Par ordonnance du 24 février 2025, le président de la chambre criminelle a prescrit l'examen immédiat du pourvoi.
Un mémoire et des observations complémentaires ont été produits.
Sur le rapport de M. Violeau, conseiller référendaire, les observations de la SCP Célice, Texidor, Périer, avocat de M. [X] [E], et les conclusions de M. Quintard, avocat général, après débats en l'audience publique du 20 mai 2025 où étaient présents M. Bonnal, président, M. Violeau, conseiller rapporteur, Mme Labrousse, conseiller de la chambre, et Mme Lavaud, greffier de chambre,
la chambre criminelle de la Cour de cassation, composée en application de l'article 567-1-1 du code de procédure pénale, des président et conseillers précités, après en avoir délibéré conformément à la loi, a rendu le présent arrêt.
Faits et procédure
1. Il résulte de l'arrêt attaqué et des pièces de la procédure ce qui suit.
2. Dans le cadre d'une information ouverte des chefs notamment d'infractions à la législation sur les stupéfiants, le procureur de la République a, le 4 juin 2020, saisi supplétivement le juge d'instruction notamment du chef d'association de malfaiteurs, à la suite de la découverte le 30 octobre 2019, dans le cadre d'une procédure d'enquête préliminaire, d'un détecteur de radiofréquence ainsi que de deux téléphones portables dans la fouille d'un détenu.
3. Ces objets, placés sous scellés, ont fait l'objet d'examens techniques et scientifiques, sur réquisitions des 18 et 26 novembre 2019, délivrées sur autorisation du procureur de la République.
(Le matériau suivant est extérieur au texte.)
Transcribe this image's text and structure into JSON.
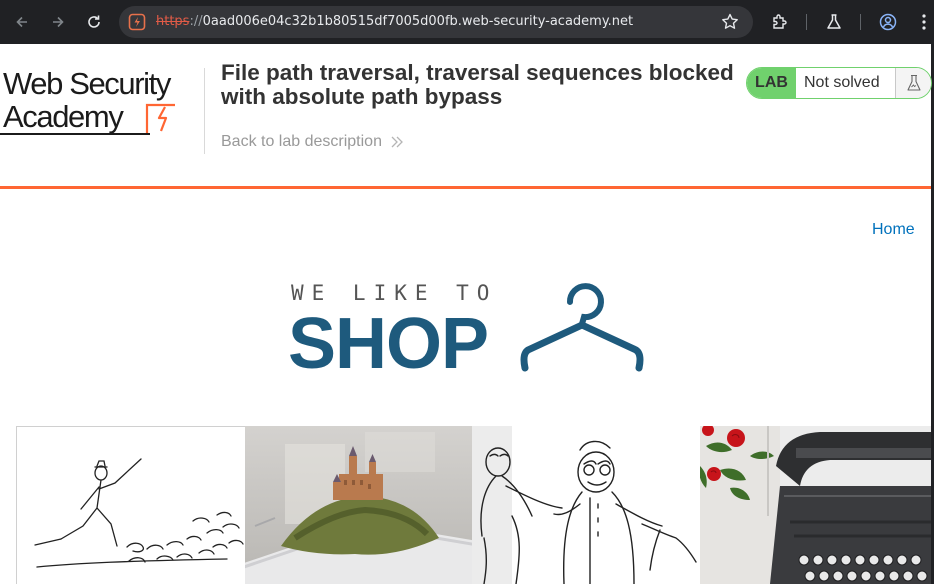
{
  "browser": {
    "url_scheme": "https",
    "url_separator": "://",
    "url_host": "0aad006e04c32b1b80515df7005d00fb.web-security-academy.net",
    "icons": [
      "back-icon",
      "forward-icon",
      "reload-icon",
      "site-info-icon",
      "bookmark-star-icon",
      "extensions-icon",
      "labs-flask-icon",
      "profile-icon",
      "more-menu-icon"
    ]
  },
  "header": {
    "logo_line1": "Web Security",
    "logo_line2": "Academy",
    "lab_title": "File path traversal, traversal sequences blocked with absolute path bypass",
    "back_link": "Back to lab description",
    "status_tag": "LAB",
    "status_text": "Not solved"
  },
  "shop": {
    "home_link": "Home",
    "tagline": "WE LIKE TO",
    "brand_word": "SHOP"
  },
  "products": [
    {
      "image": "sketch-man-running-with-cats"
    },
    {
      "image": "castle-rising-from-smartphone"
    },
    {
      "image": "sketch-two-men-dancing"
    },
    {
      "image": "typewriter-with-red-roses"
    }
  ],
  "colors": {
    "chrome_bg": "#202124",
    "omnibox_bg": "#35363a",
    "accent_orange": "#ff6633",
    "lab_green": "#70d16d",
    "link_blue": "#0071bc",
    "shop_blue": "#1e5a7d"
  }
}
Des conversations cryptées ayant été extraites, le centre technique d'assistance (CTA) a été requis et a procédé à leur mise au clair.
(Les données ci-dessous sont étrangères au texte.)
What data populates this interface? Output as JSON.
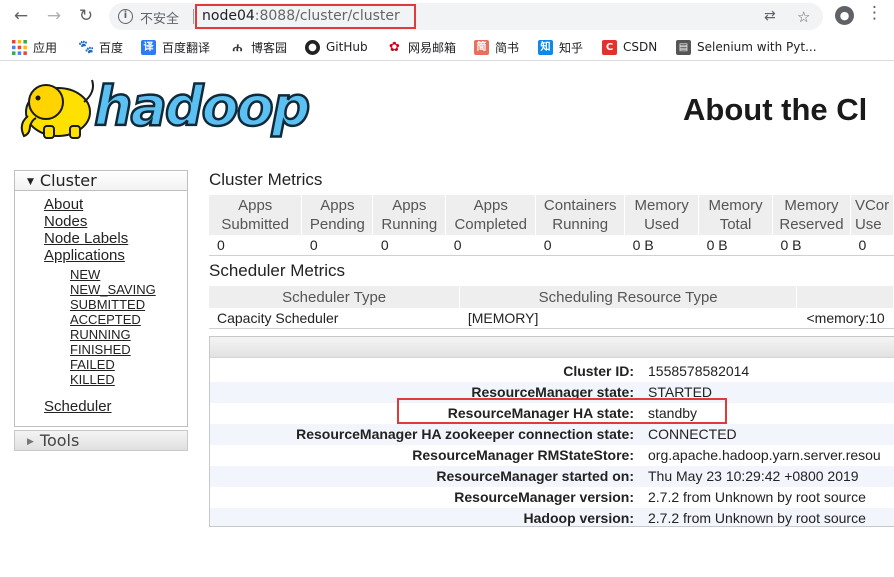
{
  "browser": {
    "insecure_label": "不安全",
    "url_host": "node04",
    "url_rest": ":8088/cluster/cluster",
    "profile_initial": "👤",
    "colors": {
      "highlight": "#e03a3a"
    }
  },
  "bookmarks": [
    {
      "label": "应用",
      "icon": "apps-grid-icon"
    },
    {
      "label": "百度",
      "icon": "baidu-paw-icon"
    },
    {
      "label": "百度翻译",
      "icon": "translate-icon"
    },
    {
      "label": "博客园",
      "icon": "cnblogs-icon"
    },
    {
      "label": "GitHub",
      "icon": "github-icon"
    },
    {
      "label": "网易邮箱",
      "icon": "netease-mail-icon"
    },
    {
      "label": "简书",
      "icon": "jianshu-icon"
    },
    {
      "label": "知乎",
      "icon": "zhihu-icon"
    },
    {
      "label": "CSDN",
      "icon": "csdn-icon"
    },
    {
      "label": "Selenium with Pyt...",
      "icon": "selenium-doc-icon"
    }
  ],
  "header": {
    "logo_text": "hadoop",
    "title": "About the Cl"
  },
  "nav": {
    "cluster_label": "Cluster",
    "about": "About",
    "nodes": "Nodes",
    "node_labels": "Node Labels",
    "applications": "Applications",
    "states": [
      "NEW",
      "NEW_SAVING",
      "SUBMITTED",
      "ACCEPTED",
      "RUNNING",
      "FINISHED",
      "FAILED",
      "KILLED"
    ],
    "scheduler": "Scheduler",
    "tools_label": "Tools"
  },
  "cluster_metrics": {
    "title": "Cluster Metrics",
    "headers": [
      [
        "Apps",
        "Submitted"
      ],
      [
        "Apps",
        "Pending"
      ],
      [
        "Apps",
        "Running"
      ],
      [
        "Apps",
        "Completed"
      ],
      [
        "Containers",
        "Running"
      ],
      [
        "Memory",
        "Used"
      ],
      [
        "Memory",
        "Total"
      ],
      [
        "Memory",
        "Reserved"
      ],
      [
        "VCor",
        "Use"
      ]
    ],
    "values": [
      "0",
      "0",
      "0",
      "0",
      "0",
      "0 B",
      "0 B",
      "0 B",
      "0"
    ]
  },
  "scheduler_metrics": {
    "title": "Scheduler Metrics",
    "headers": [
      "Scheduler Type",
      "Scheduling Resource Type",
      ""
    ],
    "values": [
      "Capacity Scheduler",
      "[MEMORY]",
      "<memory:10"
    ]
  },
  "cluster_info": [
    {
      "label": "Cluster ID:",
      "value": "1558578582014"
    },
    {
      "label": "ResourceManager state:",
      "value": "STARTED"
    },
    {
      "label": "ResourceManager HA state:",
      "value": "standby"
    },
    {
      "label": "ResourceManager HA zookeeper connection state:",
      "value": "CONNECTED"
    },
    {
      "label": "ResourceManager RMStateStore:",
      "value": "org.apache.hadoop.yarn.server.resou"
    },
    {
      "label": "ResourceManager started on:",
      "value": "Thu May 23 10:29:42 +0800 2019"
    },
    {
      "label": "ResourceManager version:",
      "value": "2.7.2 from Unknown by root source"
    },
    {
      "label": "Hadoop version:",
      "value": "2.7.2 from Unknown by root source"
    }
  ]
}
4. Ces investigations ont mis en évidence des indices de commission d'infractions à la législation sur les stupéfiants en lien avec les faits dont le juge d'instruction était saisi.
5. M. [X] [E], mis en cause, a été interpellé le 19 octobre 2022 à 22 heures 25, au centre pénitentiaire où il était détenu.
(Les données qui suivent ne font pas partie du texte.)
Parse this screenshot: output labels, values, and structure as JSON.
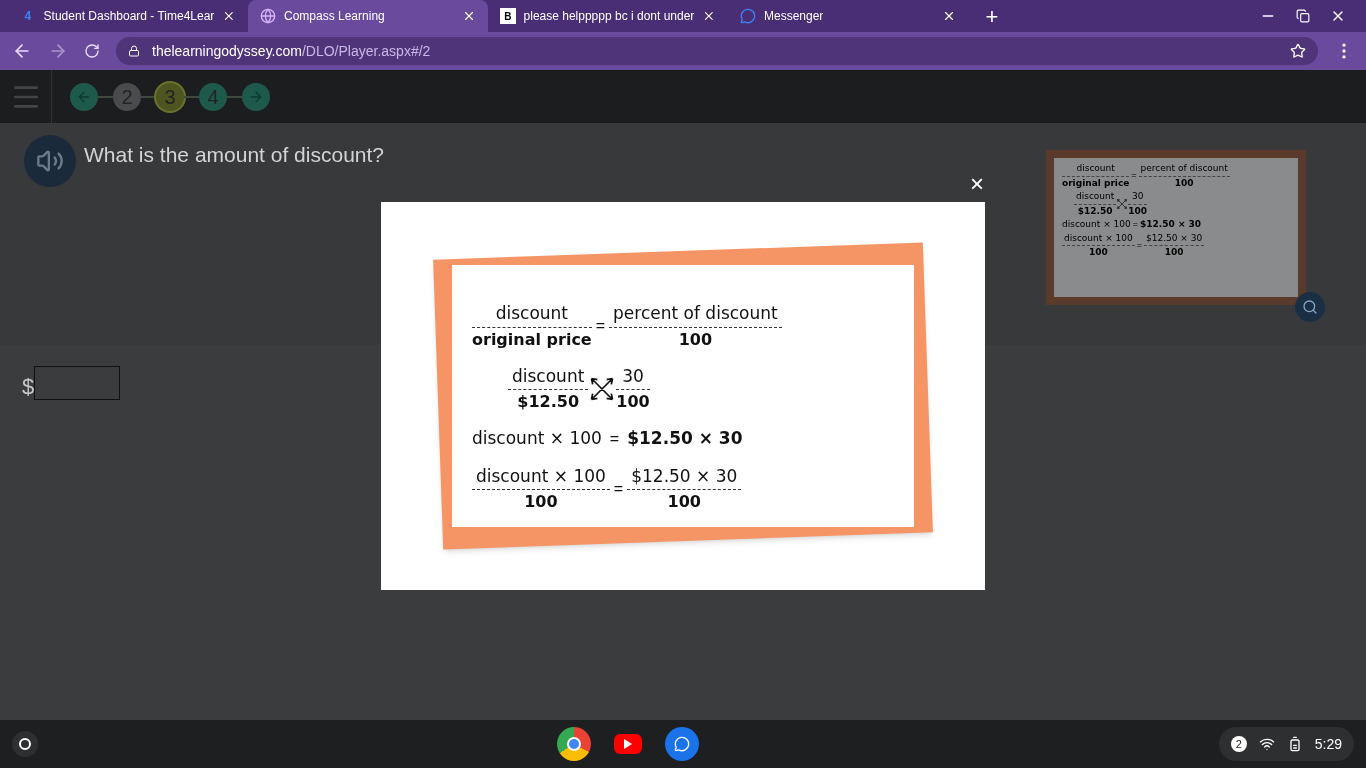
{
  "browser": {
    "tabs": [
      {
        "label": "Student Dashboard - Time4Lear",
        "selected": false,
        "kind": "number"
      },
      {
        "label": "Compass Learning",
        "selected": true,
        "kind": "globe"
      },
      {
        "label": "please helppppp bc i dont under",
        "selected": false,
        "kind": "letter"
      },
      {
        "label": "Messenger",
        "selected": false,
        "kind": "chat"
      }
    ],
    "tab_icon_text": {
      "number": "4",
      "letter": "B"
    },
    "new_tab": "+",
    "address": {
      "domain": "thelearningodyssey.com",
      "path": "/DLO/Player.aspx#/2"
    }
  },
  "toolbar": {
    "steps": [
      {
        "kind": "back",
        "color": "#1d5a4c",
        "selected": false
      },
      {
        "kind": "number",
        "label": "2",
        "color": "#4a4b4c",
        "selected": false
      },
      {
        "kind": "number",
        "label": "3",
        "color": "#4f5521",
        "selected": true
      },
      {
        "kind": "number",
        "label": "4",
        "color": "#1d5a4c",
        "selected": false
      },
      {
        "kind": "next",
        "color": "#1d5a4c",
        "selected": false
      }
    ]
  },
  "question": {
    "text": "What is the amount of discount?"
  },
  "answer": {
    "prefix": "$"
  },
  "equations": [
    {
      "kind": "equation",
      "left": {
        "num": "discount",
        "den": "original price"
      },
      "operator": "=",
      "right": {
        "num": "percent of discount",
        "den": "100"
      }
    },
    {
      "kind": "cross",
      "left": {
        "num": "discount",
        "den": "$12.50"
      },
      "right": {
        "num": "30",
        "den": "100"
      }
    },
    {
      "kind": "line",
      "left": "discount × 100",
      "operator": "=",
      "right": "$12.50 × 30"
    },
    {
      "kind": "equation",
      "left": {
        "num": "discount × 100",
        "den": "100"
      },
      "operator": "=",
      "right": {
        "num": "$12.50 × 30",
        "den": "100"
      }
    }
  ],
  "thumbnail_equations": [
    {
      "kind": "equation",
      "left": {
        "num": "discount",
        "den": "original price"
      },
      "operator": "=",
      "right": {
        "num": "percent of discount",
        "den": "100"
      }
    },
    {
      "kind": "cross",
      "left": {
        "num": "discount",
        "den": "$12.50"
      },
      "right": {
        "num": "30",
        "den": "100"
      }
    },
    {
      "kind": "line",
      "left": "discount × 100",
      "operator": "=",
      "right": "$12.50 × 30"
    },
    {
      "kind": "equation",
      "left": {
        "num": "discount × 100",
        "den": "100"
      },
      "operator": "=",
      "right": {
        "num": "$12.50 × 30",
        "den": "100"
      }
    }
  ],
  "modal": {
    "close": "×"
  },
  "taskbar": {
    "notifications": "2",
    "time": "5:29"
  }
}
6. Il a été mis en examen le lendemain des chefs d'infractions à la législation sur les stupéfiants, blanchiment et participation à une association de malfaiteurs.
7. Par requête du 18 avril 2023, il a sollicité l'annulation notamment des examens réalisés sur le fondement des réquisitions des 18 et 26 novembre 2019, ainsi que des opérations techniques effectuées par le CTA et de l'exploitation de leurs résultats.
Examen des moyens
Sur le cinquième moyen
8. Il n'est pas de nature à permettre l'admission du pourvoi au sens de l'article 567-1-1 du code de procédure pénale.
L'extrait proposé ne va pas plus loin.